Countries that permit the medicinal use of marijuana -- including Canada, Chile and Israel -- are looking to tiny Uruguay for supplies, following the South American country’s unprecedented legalization of the government sale of the soft drug, Uruguayan daily El Observador reports.

Both government representatives and private firms interested in research have contacted the Uruguayan government with interest in participating in Uruguay’s planned market for marijuana.

“While it wasn’t an objective of the law, Uruguay is becoming a biotechnology center,” Diego Canepa, a spokesman for the Uruguayan presidency, told El Observador. “It’s a field of enormous competition, but that’s also rapidly developing.”

It’s not just the legality of marijuana that makes Uruguay attractive, according to Spanish daily El País.
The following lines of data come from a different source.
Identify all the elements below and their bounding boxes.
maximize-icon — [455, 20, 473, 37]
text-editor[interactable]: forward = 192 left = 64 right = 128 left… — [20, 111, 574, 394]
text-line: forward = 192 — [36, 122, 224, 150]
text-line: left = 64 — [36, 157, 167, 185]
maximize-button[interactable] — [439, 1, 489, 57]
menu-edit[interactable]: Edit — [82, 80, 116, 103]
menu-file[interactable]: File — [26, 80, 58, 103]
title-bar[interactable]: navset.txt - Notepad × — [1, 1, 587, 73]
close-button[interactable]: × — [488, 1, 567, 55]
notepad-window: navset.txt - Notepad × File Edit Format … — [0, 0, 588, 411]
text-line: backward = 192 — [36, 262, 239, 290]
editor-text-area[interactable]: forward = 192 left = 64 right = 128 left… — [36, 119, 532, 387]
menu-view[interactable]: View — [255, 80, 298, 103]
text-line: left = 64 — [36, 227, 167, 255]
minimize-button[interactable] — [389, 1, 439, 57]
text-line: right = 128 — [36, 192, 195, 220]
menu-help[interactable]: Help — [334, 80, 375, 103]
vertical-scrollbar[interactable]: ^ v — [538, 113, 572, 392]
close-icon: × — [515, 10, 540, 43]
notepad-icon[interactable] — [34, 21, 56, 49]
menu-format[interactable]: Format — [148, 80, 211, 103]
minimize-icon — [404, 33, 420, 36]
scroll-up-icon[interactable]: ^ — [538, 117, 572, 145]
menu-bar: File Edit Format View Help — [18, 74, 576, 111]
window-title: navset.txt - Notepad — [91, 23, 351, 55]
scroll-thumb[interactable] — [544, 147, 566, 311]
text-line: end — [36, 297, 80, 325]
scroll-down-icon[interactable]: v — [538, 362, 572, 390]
Once the market opens, Uruguayan weed is supposed to be cheap.

Uruguay’s drug czar has said that marijuana will sell for $1 per gram, a policy meant to undermine drug traffickers by eliminating profit from the business. The 26,000 Canadians who use medicinal marijuana pay roughly $5 per gram, according to El País.

The law passed by Uruguay in December legalizes the government sale of marijuana to registered users who must be Uruguayan residents. The law also allows Uruguayans to grow marijuana at home or join collectives who grow marijuana for their personal use.

Despite the immediate interest from governments and businesses across the globe, exporting weed wasn’t part of the political debate leading up to the passage of the law. The law is silent on the subject of exportation, according to El Observador.